Paired with those new tools, Narro envisions iPlant’s applications as being able to expand research opportunities for members whose work involves planning for climate change. For one, scientists could perform crop simulation models to project where plants will grow best, given different weather conditions. Other studies may look at how projected climate changes would impact the health of livestock. “If your cattle are suffering from high temperatures, it can impact their productivity and growth,” she says.

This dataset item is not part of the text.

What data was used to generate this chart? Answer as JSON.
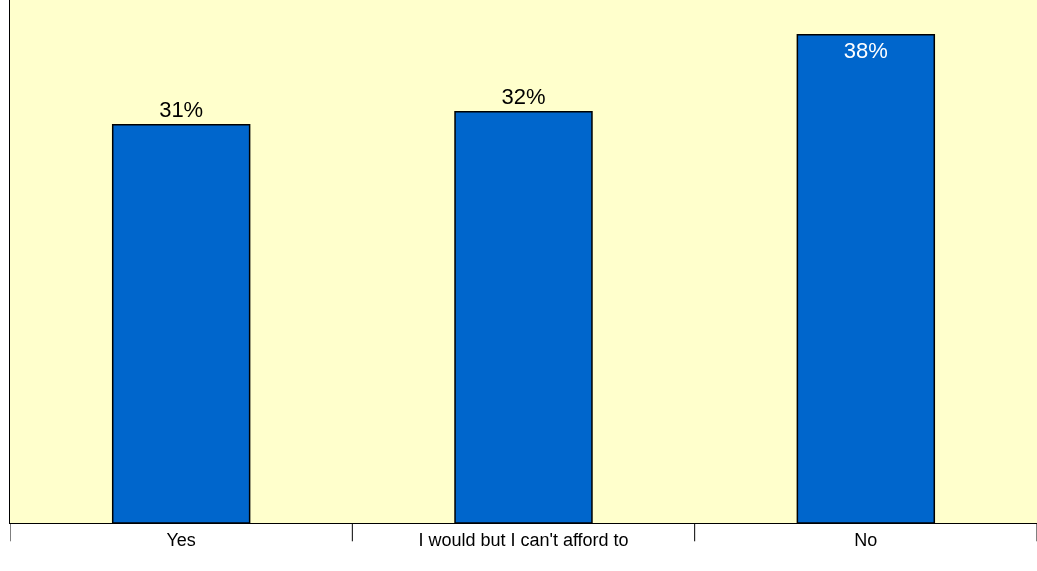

Schnase sees CAaaS being utilized in yet other ways, particularly as more types of climate model data are made available. Insurance companies will eventually be able to utilize CAaaS to fine-tune risk assessments for potential natural disasters, and urban planners can prepare cities for the impacts of climate change by developing infrastructure to counteract rising sea levels and changing weather patterns.
“This is a different approach for accessing these huge datasets, and I think it’s in line with the paradigm shift that’s happening in terms of how big data challenges are being addressed,” Schnase says. “We’re excited to see how this takes off.”